A month into one of the fastest global market meltdowns in recent history, investors aren’t willing to pay more than liquidation value for stocks in Hong Kong.
The 50-member Hang Seng Index now trades at 99% of book value, a level only seen twice before in data compiled by Bloomberg going back to 1993. That means traders are pricing firms’ assets at less than their stated worth, something that last happened in 2016. The gauge last week entered its second bear market in as many years.
The prospect that the virus outbreak may send the global economy into recession is adding to the fragile sentiment in Hong Kong, where the economy was already on a downturn due to last year’s protests. The city’s stock market may also be paying the price for being highly liquid and widely owned, making it vulnerable to volatility shocks in the U.S. or Europe.

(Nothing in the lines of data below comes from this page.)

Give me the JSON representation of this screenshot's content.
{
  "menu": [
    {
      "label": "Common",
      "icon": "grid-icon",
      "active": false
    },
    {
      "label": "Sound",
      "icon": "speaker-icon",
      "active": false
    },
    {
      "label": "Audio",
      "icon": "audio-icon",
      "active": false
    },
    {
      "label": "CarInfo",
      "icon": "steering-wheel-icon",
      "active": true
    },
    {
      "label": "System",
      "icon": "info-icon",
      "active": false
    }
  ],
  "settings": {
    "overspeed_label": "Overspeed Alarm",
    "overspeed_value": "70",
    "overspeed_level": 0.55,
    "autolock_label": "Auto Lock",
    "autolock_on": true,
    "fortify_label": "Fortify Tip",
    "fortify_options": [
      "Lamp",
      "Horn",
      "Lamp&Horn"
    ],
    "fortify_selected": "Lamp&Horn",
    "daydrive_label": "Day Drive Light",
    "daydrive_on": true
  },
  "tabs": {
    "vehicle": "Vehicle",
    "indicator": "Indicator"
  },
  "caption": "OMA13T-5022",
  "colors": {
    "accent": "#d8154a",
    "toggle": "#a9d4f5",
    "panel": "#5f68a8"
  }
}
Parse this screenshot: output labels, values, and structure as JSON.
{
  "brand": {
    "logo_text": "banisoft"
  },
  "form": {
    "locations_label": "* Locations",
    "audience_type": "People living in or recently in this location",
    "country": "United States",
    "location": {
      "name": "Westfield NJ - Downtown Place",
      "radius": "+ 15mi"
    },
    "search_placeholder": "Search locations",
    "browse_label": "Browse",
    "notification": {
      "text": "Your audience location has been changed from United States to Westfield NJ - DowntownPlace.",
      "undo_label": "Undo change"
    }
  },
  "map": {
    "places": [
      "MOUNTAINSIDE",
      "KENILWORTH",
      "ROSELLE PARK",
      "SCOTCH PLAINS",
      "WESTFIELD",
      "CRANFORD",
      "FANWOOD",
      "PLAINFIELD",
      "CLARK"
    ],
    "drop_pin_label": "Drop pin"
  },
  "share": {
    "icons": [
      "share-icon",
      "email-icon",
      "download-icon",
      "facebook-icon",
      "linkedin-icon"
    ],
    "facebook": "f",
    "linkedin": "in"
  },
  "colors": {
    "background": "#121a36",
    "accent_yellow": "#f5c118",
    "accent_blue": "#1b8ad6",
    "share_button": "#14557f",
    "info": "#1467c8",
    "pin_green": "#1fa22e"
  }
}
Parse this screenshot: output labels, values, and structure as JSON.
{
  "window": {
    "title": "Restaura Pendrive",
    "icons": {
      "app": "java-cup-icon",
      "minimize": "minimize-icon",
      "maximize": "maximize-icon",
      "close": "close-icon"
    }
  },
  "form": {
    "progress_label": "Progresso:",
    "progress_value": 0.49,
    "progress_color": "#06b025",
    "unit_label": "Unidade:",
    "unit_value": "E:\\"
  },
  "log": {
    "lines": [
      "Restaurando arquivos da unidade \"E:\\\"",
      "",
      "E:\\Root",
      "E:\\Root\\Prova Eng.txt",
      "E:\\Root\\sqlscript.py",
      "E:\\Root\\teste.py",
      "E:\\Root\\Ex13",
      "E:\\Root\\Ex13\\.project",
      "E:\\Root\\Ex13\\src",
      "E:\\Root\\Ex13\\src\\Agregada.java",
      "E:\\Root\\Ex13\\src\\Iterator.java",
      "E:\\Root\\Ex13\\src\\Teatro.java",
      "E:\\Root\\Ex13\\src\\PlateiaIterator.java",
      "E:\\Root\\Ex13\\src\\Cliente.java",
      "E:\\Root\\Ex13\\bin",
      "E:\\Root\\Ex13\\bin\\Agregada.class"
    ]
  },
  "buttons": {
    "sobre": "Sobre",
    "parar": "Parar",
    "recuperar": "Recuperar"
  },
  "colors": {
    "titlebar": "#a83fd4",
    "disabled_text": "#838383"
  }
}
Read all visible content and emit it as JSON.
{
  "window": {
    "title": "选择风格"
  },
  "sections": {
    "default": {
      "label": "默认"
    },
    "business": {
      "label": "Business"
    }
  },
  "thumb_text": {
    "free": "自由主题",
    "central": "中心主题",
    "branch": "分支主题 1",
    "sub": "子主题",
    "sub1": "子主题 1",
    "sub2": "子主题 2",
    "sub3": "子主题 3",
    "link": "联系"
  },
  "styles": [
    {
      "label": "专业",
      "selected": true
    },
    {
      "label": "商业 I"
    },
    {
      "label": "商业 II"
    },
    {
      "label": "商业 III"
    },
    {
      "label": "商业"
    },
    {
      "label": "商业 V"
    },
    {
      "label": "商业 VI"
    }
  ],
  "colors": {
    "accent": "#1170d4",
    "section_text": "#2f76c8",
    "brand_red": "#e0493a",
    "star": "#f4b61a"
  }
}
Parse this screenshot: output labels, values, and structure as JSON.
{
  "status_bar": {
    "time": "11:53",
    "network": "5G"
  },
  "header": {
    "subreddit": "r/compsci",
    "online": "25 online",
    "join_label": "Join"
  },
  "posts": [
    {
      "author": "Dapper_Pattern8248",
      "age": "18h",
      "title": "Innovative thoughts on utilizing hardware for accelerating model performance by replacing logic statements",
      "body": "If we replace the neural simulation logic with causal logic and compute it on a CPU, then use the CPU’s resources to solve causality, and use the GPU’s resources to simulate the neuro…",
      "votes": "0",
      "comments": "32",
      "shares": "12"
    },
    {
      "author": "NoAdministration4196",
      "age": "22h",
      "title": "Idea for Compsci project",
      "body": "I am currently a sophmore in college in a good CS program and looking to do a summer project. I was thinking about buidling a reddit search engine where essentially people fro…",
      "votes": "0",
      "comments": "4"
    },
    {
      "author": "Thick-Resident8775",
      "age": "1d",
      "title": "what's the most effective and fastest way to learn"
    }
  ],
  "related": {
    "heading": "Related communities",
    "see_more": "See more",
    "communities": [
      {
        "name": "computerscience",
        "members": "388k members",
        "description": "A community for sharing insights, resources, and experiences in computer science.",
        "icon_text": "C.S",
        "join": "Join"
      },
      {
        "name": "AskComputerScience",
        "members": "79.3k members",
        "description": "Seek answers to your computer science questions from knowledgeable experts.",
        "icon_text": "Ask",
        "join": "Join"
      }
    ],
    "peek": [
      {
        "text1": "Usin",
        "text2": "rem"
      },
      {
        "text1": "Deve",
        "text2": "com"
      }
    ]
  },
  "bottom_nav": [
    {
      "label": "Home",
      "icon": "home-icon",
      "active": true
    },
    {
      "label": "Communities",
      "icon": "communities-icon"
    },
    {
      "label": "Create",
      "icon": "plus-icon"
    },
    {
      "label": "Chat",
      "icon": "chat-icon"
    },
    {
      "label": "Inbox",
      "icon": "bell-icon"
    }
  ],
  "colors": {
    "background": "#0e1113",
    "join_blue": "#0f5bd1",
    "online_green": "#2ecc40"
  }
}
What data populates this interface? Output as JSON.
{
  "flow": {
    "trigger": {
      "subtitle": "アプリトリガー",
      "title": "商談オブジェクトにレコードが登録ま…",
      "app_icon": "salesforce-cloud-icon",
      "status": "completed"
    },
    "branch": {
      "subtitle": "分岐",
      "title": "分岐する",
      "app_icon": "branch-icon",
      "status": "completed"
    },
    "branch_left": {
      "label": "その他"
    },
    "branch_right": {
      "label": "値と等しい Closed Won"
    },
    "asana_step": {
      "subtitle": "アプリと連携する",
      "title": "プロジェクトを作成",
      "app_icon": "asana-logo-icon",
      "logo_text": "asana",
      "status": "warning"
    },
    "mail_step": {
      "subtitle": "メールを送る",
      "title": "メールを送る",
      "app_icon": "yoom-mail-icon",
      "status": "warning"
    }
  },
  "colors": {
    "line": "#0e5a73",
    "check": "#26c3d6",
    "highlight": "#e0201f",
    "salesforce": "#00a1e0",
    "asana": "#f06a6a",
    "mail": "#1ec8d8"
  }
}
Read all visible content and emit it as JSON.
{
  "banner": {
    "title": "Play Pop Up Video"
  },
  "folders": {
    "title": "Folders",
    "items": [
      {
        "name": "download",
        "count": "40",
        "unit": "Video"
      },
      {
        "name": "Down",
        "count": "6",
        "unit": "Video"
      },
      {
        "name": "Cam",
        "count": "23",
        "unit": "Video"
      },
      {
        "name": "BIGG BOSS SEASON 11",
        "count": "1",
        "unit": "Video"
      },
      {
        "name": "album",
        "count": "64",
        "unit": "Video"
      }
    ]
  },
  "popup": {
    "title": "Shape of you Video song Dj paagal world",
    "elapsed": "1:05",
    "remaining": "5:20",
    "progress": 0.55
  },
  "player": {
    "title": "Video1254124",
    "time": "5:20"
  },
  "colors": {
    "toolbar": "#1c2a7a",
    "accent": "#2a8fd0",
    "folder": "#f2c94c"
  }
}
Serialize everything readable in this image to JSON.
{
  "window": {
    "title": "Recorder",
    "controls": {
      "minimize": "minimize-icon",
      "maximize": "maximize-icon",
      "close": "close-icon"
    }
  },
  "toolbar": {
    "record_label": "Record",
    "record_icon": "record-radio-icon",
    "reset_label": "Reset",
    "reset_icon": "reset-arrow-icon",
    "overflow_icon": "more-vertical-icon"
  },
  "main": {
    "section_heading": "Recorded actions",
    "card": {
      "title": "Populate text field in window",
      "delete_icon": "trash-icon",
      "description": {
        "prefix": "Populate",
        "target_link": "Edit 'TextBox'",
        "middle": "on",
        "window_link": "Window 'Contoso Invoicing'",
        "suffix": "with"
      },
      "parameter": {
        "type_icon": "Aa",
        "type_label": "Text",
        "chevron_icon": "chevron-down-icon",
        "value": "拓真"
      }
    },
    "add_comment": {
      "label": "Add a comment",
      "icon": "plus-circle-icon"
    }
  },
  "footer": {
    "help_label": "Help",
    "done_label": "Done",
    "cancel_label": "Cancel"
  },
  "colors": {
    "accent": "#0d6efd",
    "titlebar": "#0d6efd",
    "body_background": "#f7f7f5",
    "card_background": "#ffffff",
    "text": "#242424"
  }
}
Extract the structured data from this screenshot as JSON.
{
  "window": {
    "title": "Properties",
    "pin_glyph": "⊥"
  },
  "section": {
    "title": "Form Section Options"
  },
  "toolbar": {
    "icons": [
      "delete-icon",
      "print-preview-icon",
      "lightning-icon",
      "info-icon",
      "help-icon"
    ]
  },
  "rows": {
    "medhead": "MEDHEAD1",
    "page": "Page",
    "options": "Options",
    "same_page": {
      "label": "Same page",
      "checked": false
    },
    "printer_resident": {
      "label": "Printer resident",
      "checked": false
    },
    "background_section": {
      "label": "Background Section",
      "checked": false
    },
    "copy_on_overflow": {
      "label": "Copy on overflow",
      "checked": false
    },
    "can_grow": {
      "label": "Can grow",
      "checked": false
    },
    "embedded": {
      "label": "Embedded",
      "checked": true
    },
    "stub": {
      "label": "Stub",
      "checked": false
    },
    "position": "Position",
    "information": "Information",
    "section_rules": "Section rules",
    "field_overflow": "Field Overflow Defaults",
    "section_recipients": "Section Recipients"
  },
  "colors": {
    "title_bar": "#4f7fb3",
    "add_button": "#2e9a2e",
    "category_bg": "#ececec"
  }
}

“It’s not just the global stock crash that’s worrying investors now, but a global economic recession,” said Castor Pang, head of research at Core Pacific-Yamaichi International Hong Kong. “The market will remain super volatile in Hong Kong – the outlook is so uncertain.”
After a 4% slump to start the week, the Hang Seng Index was relatively steady Tuesday as U.S. stock-index futures jumped. Investors in Hong Kong have been boosting their hedges and preparing for further losses, with short selling on Monday accounting for about 18% of total turnover on Hong Kong’s main board. That’s the highest proportion in more than six months.
About half of the companies listed on the Hang Seng Index trade below book value, with Swire Pacific Ltd. — which controls embattled airline Cathay Pacific Airways Ltd. — the cheapest with a ratio of just 0.31. Internet giant Tencent Holdings Ltd. remain expensive with a price-to-book ratio of almost 7.3, though that’s still down from a February high of 8.9.
In 2016, Hong Kong stocks fell below the value of their net assets amid concerns over capital outflows and China’s economic slowdown. But reaching the milestone could also signal that the worst may soon be over for Hong Kong: when it happened in 2016, the index went on to rally about 80% in two years.
The Hang Seng measure’s relative-strength index remained below 30 for a fourth day Tuesday, a signal that selling may have gone too far and too fast.
“It suggests that the Hang Seng Index is close to bottoming,” said Daniel So, a strategist at CMB International Securities Ltd. “The price-to-book ratio at crisis levels tells a lot about how cheap stocks are right now.”